= Dennis Dreith =

Dennis Dreith (born June 15, 1948 in Glendale, California) is a musician, record producer and a television & motion picture composer, arranger, and conductor. He is also known as an influential advocate for performers’ rights.

==Life==
Dreith showed a talent for music at an early age and learned to play a variety of keyboard and reed instruments while still in his teens. While in college, Dreith played woodwinds and toured with Paul Revere & the Raiders and The Beach Boys. He later toured with the Osmond Brothers and recorded with many artists including Leon Russell, Giorgio Moroder, Mama's Pride and Firefall, often as a musician as well as an arranger and conductor. He recorded on The Beach Boys “15 Big Ones” for which he was awarded an RIAA Gold Record.

==Career==
Dreith has been the composer for such films as Purple People Eater (1988) and The Punisher (1989), and is also known in the industry as an orchestrator and conductor of film music scores. His work can be heard in the soundtracks of Jurassic Park, Misery, Braveheart, Addams Family Values, Sleepless in Seattle, Heart and Souls, A League of Their Own and others. He has orchestrated and conducted for several well-known composers including John Williams, Lalo Schifrin, Dominic Frontiere, Marc Shaiman, Hans Zimmer, Elliot Goldenthal, Mark Isham and Cliff Eidelman.

Dreith has also produced numerous jazz and R & B records working with such notables as The Tokens and The O'Jays (arranging and producing several cuts on their acclaimed “Home for Christmas” album (The O'Jays discography).

Dreith eventually became president of the Recording Musicians Association (RMA), a player conference of the American Federation of Musicians (AFM) devoted to improving the lives and livelihoods of working musicians. He held that post for over 15 years.

==National and International negotiations==
Dreith was also a member and consultant for the American Federation of Musicians Negotiating Sub-committee for every major electronic media agreement negotiated by them.
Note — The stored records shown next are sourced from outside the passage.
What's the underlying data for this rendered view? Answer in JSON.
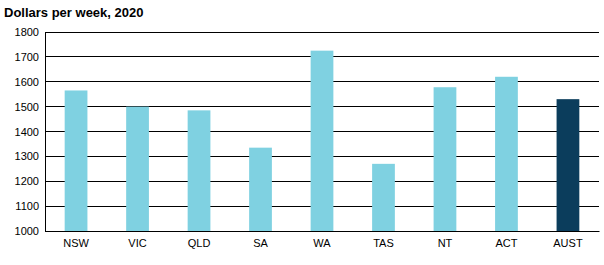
{
  "chart_data": {
    "type": "bar",
    "title": "Dollars per week, 2020",
    "categories": [
      "NSW",
      "VIC",
      "QLD",
      "SA",
      "WA",
      "TAS",
      "NT",
      "ACT",
      "AUST"
    ],
    "values": [
      1565,
      1500,
      1485,
      1335,
      1725,
      1270,
      1578,
      1620,
      1530
    ],
    "colors": [
      "#7fd1e1",
      "#7fd1e1",
      "#7fd1e1",
      "#7fd1e1",
      "#7fd1e1",
      "#7fd1e1",
      "#7fd1e1",
      "#7fd1e1",
      "#0b3d5c"
    ],
    "ylim": [
      1000,
      1800
    ],
    "yticks": [
      1000,
      1100,
      1200,
      1300,
      1400,
      1500,
      1600,
      1700,
      1800
    ],
    "grid": true
  }
}
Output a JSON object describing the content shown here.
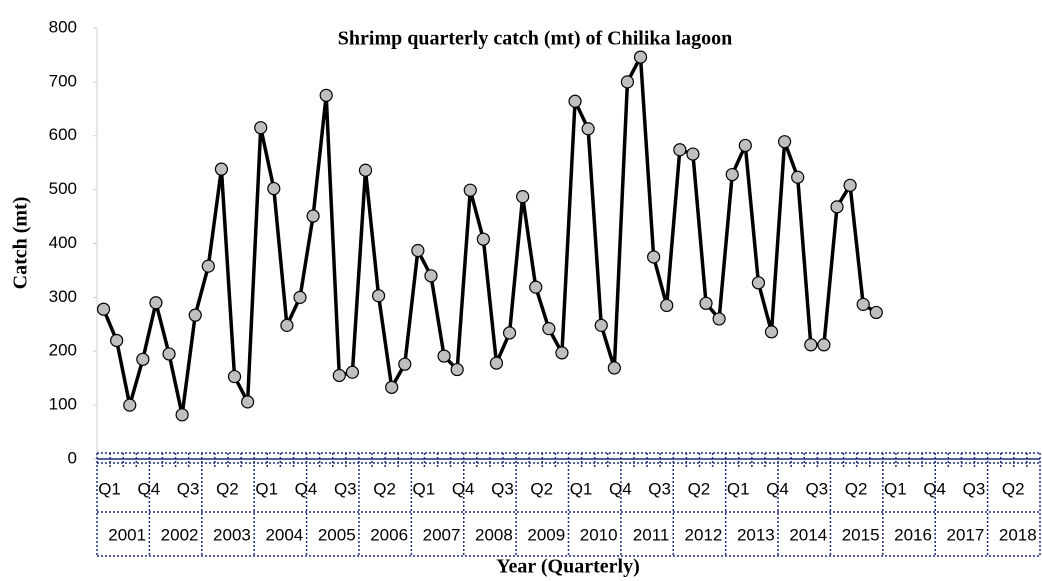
{
  "chart_data": {
    "type": "line",
    "title": "Shrimp quarterly catch (mt) of Chilika lagoon",
    "x_label": "Year (Quarterly)",
    "y_label": "Catch (mt)",
    "categories": [
      "Q1",
      null,
      null,
      "Q4",
      null,
      null,
      "Q3",
      null,
      null,
      "Q2",
      null,
      null,
      "Q1",
      null,
      null,
      "Q4",
      null,
      null,
      "Q3",
      null,
      null,
      "Q2",
      null,
      null,
      "Q1",
      null,
      null,
      "Q4",
      null,
      null,
      "Q3",
      null,
      null,
      "Q2",
      null,
      null,
      "Q1",
      null,
      null,
      "Q4",
      null,
      null,
      "Q3",
      null,
      null,
      "Q2",
      null,
      null,
      "Q1",
      null,
      null,
      "Q4",
      null,
      null,
      "Q3",
      null,
      null,
      "Q2",
      null,
      null,
      "Q1",
      null,
      null,
      "Q4",
      null,
      null,
      "Q3",
      null,
      null,
      "Q2",
      null,
      null
    ],
    "year_groups": [
      "2001",
      "2002",
      "2003",
      "2004",
      "2005",
      "2006",
      "2007",
      "2008",
      "2009",
      "2010",
      "2011",
      "2012",
      "2013",
      "2014",
      "2015",
      "2016",
      "2017",
      "2018"
    ],
    "series": [
      {
        "color": "#000000",
        "marker_color": "#bfbfbf",
        "values": [
          278,
          220,
          100,
          185,
          290,
          195,
          82,
          267,
          358,
          538,
          153,
          106,
          615,
          502,
          248,
          300,
          451,
          675,
          155,
          161,
          536,
          303,
          133,
          176,
          387,
          340,
          191,
          166,
          499,
          408,
          178,
          234,
          487,
          319,
          242,
          197,
          664,
          613,
          248,
          169,
          700,
          746,
          375,
          285,
          574,
          566,
          289,
          260,
          528,
          582,
          327,
          236,
          589,
          523,
          212,
          212,
          468,
          508,
          287,
          272,
          null,
          null,
          null,
          null,
          null,
          null,
          null,
          null,
          null,
          null,
          null,
          null
        ]
      }
    ],
    "ylim": [
      0,
      800
    ],
    "yticks": [
      0,
      100,
      200,
      300,
      400,
      500,
      600,
      700,
      800
    ]
  }
}
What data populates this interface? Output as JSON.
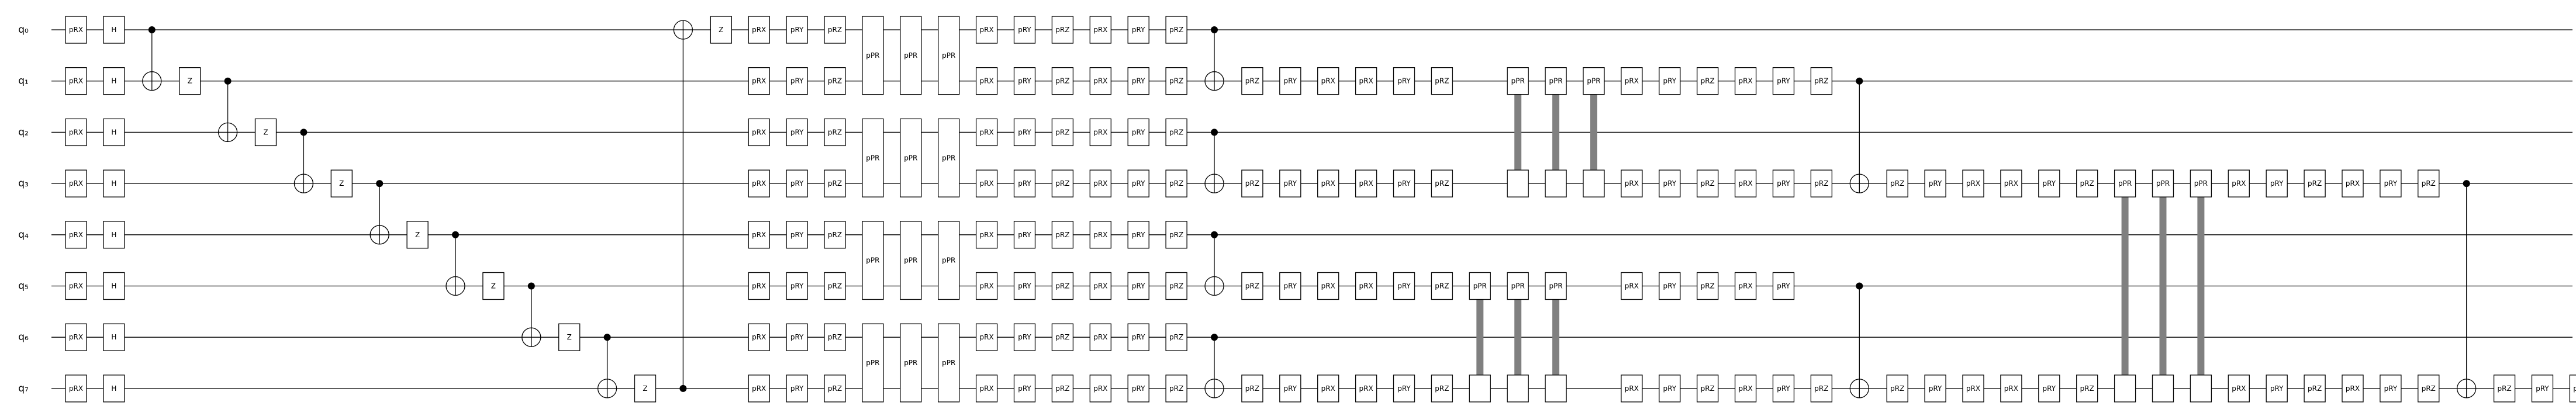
{
  "qubits": [
    "q₀",
    "q₁",
    "q₂",
    "q₃",
    "q₄",
    "q₅",
    "q₆",
    "q₇"
  ],
  "ops": [
    {
      "t": "g",
      "l": "pRX",
      "q": [
        0,
        1,
        2,
        3,
        4,
        5,
        6,
        7
      ]
    },
    {
      "t": "g",
      "l": "H",
      "q": [
        0,
        1,
        2,
        3,
        4,
        5,
        6,
        7
      ]
    },
    {
      "t": "cx",
      "c": 0,
      "x": 1
    },
    {
      "t": "g",
      "l": "Z",
      "q": [
        1
      ]
    },
    {
      "t": "cx",
      "c": 1,
      "x": 2
    },
    {
      "t": "g",
      "l": "Z",
      "q": [
        2
      ]
    },
    {
      "t": "cx",
      "c": 2,
      "x": 3
    },
    {
      "t": "g",
      "l": "Z",
      "q": [
        3
      ]
    },
    {
      "t": "cx",
      "c": 3,
      "x": 4
    },
    {
      "t": "g",
      "l": "Z",
      "q": [
        4
      ]
    },
    {
      "t": "cx",
      "c": 4,
      "x": 5
    },
    {
      "t": "g",
      "l": "Z",
      "q": [
        5
      ]
    },
    {
      "t": "cx",
      "c": 5,
      "x": 6
    },
    {
      "t": "g",
      "l": "Z",
      "q": [
        6
      ]
    },
    {
      "t": "cx",
      "c": 6,
      "x": 7
    },
    {
      "t": "g",
      "l": "Z",
      "q": [
        7
      ]
    },
    {
      "t": "cx",
      "c": 7,
      "x": 0
    },
    {
      "t": "g",
      "l": "Z",
      "q": [
        0
      ]
    },
    {
      "t": "g",
      "l": "pRX",
      "q": [
        0,
        1,
        2,
        3,
        4,
        5,
        6,
        7
      ]
    },
    {
      "t": "g",
      "l": "pRY",
      "q": [
        0,
        1,
        2,
        3,
        4,
        5,
        6,
        7
      ]
    },
    {
      "t": "g",
      "l": "pRZ",
      "q": [
        0,
        1,
        2,
        3,
        4,
        5,
        6,
        7
      ]
    },
    {
      "t": "mg",
      "l": "pPR",
      "q": [
        [
          0,
          1
        ],
        [
          2,
          3
        ],
        [
          4,
          5
        ],
        [
          6,
          7
        ]
      ]
    },
    {
      "t": "mg",
      "l": "pPR",
      "q": [
        [
          0,
          1
        ],
        [
          2,
          3
        ],
        [
          4,
          5
        ],
        [
          6,
          7
        ]
      ]
    },
    {
      "t": "mg",
      "l": "pPR",
      "q": [
        [
          0,
          1
        ],
        [
          2,
          3
        ],
        [
          4,
          5
        ],
        [
          6,
          7
        ]
      ]
    },
    {
      "t": "g",
      "l": "pRX",
      "q": [
        0,
        1,
        2,
        3,
        4,
        5,
        6,
        7
      ]
    },
    {
      "t": "g",
      "l": "pRY",
      "q": [
        0,
        1,
        2,
        3,
        4,
        5,
        6,
        7
      ]
    },
    {
      "t": "g",
      "l": "pRZ",
      "q": [
        0,
        1,
        2,
        3,
        4,
        5,
        6,
        7
      ]
    },
    {
      "t": "g",
      "l": "pRX",
      "q": [
        0,
        1,
        2,
        3,
        4,
        5,
        6,
        7
      ]
    },
    {
      "t": "g",
      "l": "pRY",
      "q": [
        0,
        1,
        2,
        3,
        4,
        5,
        6,
        7
      ]
    },
    {
      "t": "g",
      "l": "pRZ",
      "q": [
        0,
        1,
        2,
        3,
        4,
        5,
        6,
        7
      ]
    },
    {
      "t": "cx2",
      "pairs": [
        [
          0,
          1
        ],
        [
          2,
          3
        ],
        [
          4,
          5
        ],
        [
          6,
          7
        ]
      ]
    },
    {
      "t": "g",
      "l": "pRZ",
      "q": [
        1,
        3,
        5,
        7
      ]
    },
    {
      "t": "g",
      "l": "pRY",
      "q": [
        1,
        3,
        5,
        7
      ]
    },
    {
      "t": "g",
      "l": "pRX",
      "q": [
        1,
        3,
        5,
        7
      ]
    },
    {
      "t": "g",
      "l": "pRX",
      "q": [
        1,
        3,
        5,
        7
      ]
    },
    {
      "t": "g",
      "l": "pRY",
      "q": [
        1,
        3,
        5,
        7
      ]
    },
    {
      "t": "g",
      "l": "pRZ",
      "q": [
        1,
        3,
        5,
        7
      ]
    },
    {
      "t": "pp",
      "l": "pPR",
      "a": [
        5,
        7
      ]
    },
    {
      "t": "pp",
      "l": "pPR",
      "a": [
        1,
        3
      ],
      "b": [
        5,
        7
      ]
    },
    {
      "t": "pp",
      "l": "pPR",
      "a": [
        1,
        3
      ],
      "b": [
        5,
        7
      ]
    },
    {
      "t": "pp",
      "l": "pPR",
      "b": [
        1,
        3
      ]
    },
    {
      "t": "g",
      "l": "pRX",
      "q": [
        1,
        3,
        5,
        7
      ]
    },
    {
      "t": "g",
      "l": "pRY",
      "q": [
        1,
        3,
        5,
        7
      ]
    },
    {
      "t": "g",
      "l": "pRZ",
      "q": [
        1,
        3,
        5,
        7
      ]
    },
    {
      "t": "g",
      "l": "pRX",
      "q": [
        1,
        3,
        5,
        7
      ]
    },
    {
      "t": "g",
      "l": "pRY",
      "q": [
        1,
        3,
        5,
        7
      ]
    },
    {
      "t": "g",
      "l": "pRZ",
      "q": [
        1,
        3,
        7
      ]
    },
    {
      "t": "cx2",
      "pairs": [
        [
          1,
          3
        ],
        [
          5,
          7
        ]
      ]
    },
    {
      "t": "g",
      "l": "pRZ",
      "q": [
        3,
        7
      ]
    },
    {
      "t": "g",
      "l": "pRY",
      "q": [
        3,
        7
      ]
    },
    {
      "t": "g",
      "l": "pRX",
      "q": [
        3,
        7
      ]
    },
    {
      "t": "g",
      "l": "pRX",
      "q": [
        3,
        7
      ]
    },
    {
      "t": "g",
      "l": "pRY",
      "q": [
        3,
        7
      ]
    },
    {
      "t": "g",
      "l": "pRZ",
      "q": [
        3,
        7
      ]
    },
    {
      "t": "pp",
      "l": "pPR",
      "a": [
        3,
        7
      ]
    },
    {
      "t": "pp",
      "l": "pPR",
      "a": [
        3,
        7
      ]
    },
    {
      "t": "pp",
      "l": "pPR",
      "a": [
        3,
        7
      ]
    },
    {
      "t": "g",
      "l": "pRX",
      "q": [
        3,
        7
      ]
    },
    {
      "t": "g",
      "l": "pRY",
      "q": [
        3,
        7
      ]
    },
    {
      "t": "g",
      "l": "pRZ",
      "q": [
        3,
        7
      ]
    },
    {
      "t": "g",
      "l": "pRX",
      "q": [
        3,
        7
      ]
    },
    {
      "t": "g",
      "l": "pRY",
      "q": [
        3,
        7
      ]
    },
    {
      "t": "g",
      "l": "pRZ",
      "q": [
        3,
        7
      ]
    },
    {
      "t": "cx",
      "c": 3,
      "x": 7
    },
    {
      "t": "g",
      "l": "pRZ",
      "q": [
        7
      ]
    },
    {
      "t": "g",
      "l": "pRY",
      "q": [
        7
      ]
    },
    {
      "t": "g",
      "l": "pRX",
      "q": [
        7
      ]
    }
  ]
}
During that time, he was also AFM liaison to both the Film Musicians Secondary Markets Fund (FMSMF), and the Sound Recording Special Payments Fund ("SRSPF"), where he addressed the House Sub-committee on Intellectual Properties in support of Digital Performers Rights legislation in Washington, D.C. that was signed into law by President Bill Clinton in November 1995.

In 1996, he traveled to Japan where he negotiated and executed a "Friendship Agreement" between the Musicians Rights Commission of Japan and the RMA, which in turn has resulted in the substantial distribution of Japanese royalties to U.S. recording musicians.

==Other work==

Dreith served as the Administrator of the Film Musicians Secondary Markets Fund since 1998 and simultaneously as the Executive Director of the AFM & SAG-AFTRA Intellectual Property Rights Distribution Fund until 2017, overseeing the Japanese Record Rental Royalty Fund, the Audio Home Recording Act Fund, and Digital Performance Royalties under the Digital Performance Right in Sound Recordings Act on behalf of non-featured performers. In 2017, Dreith co-founded Transparence Entertainment Group with industry veteran Shari Hoffman . Dreith serves as the company's Chairman.

Dreith continues to own and operate his own publishing and production company Magic Closet Music , performs regularly with his 17-piece jazz ensemble , and is the Managing Partner of Graef Wine .

He is a speaker at a variety of music education and related conferences in the United States and worldwide including the Cannes film festival, SXSW, and the ASCAP I Create Music Expo. He is a former member of the faculty at UCLA Extension as well as a past member of the UCLA Advisory Board to the Department of Entertainment Studies and Performing Arts.

Dreith is on the board of directors for the charity "Environment of People Foundation, Inc." which strives to ensure that music and the arts remain a central part of our children's lives and growth.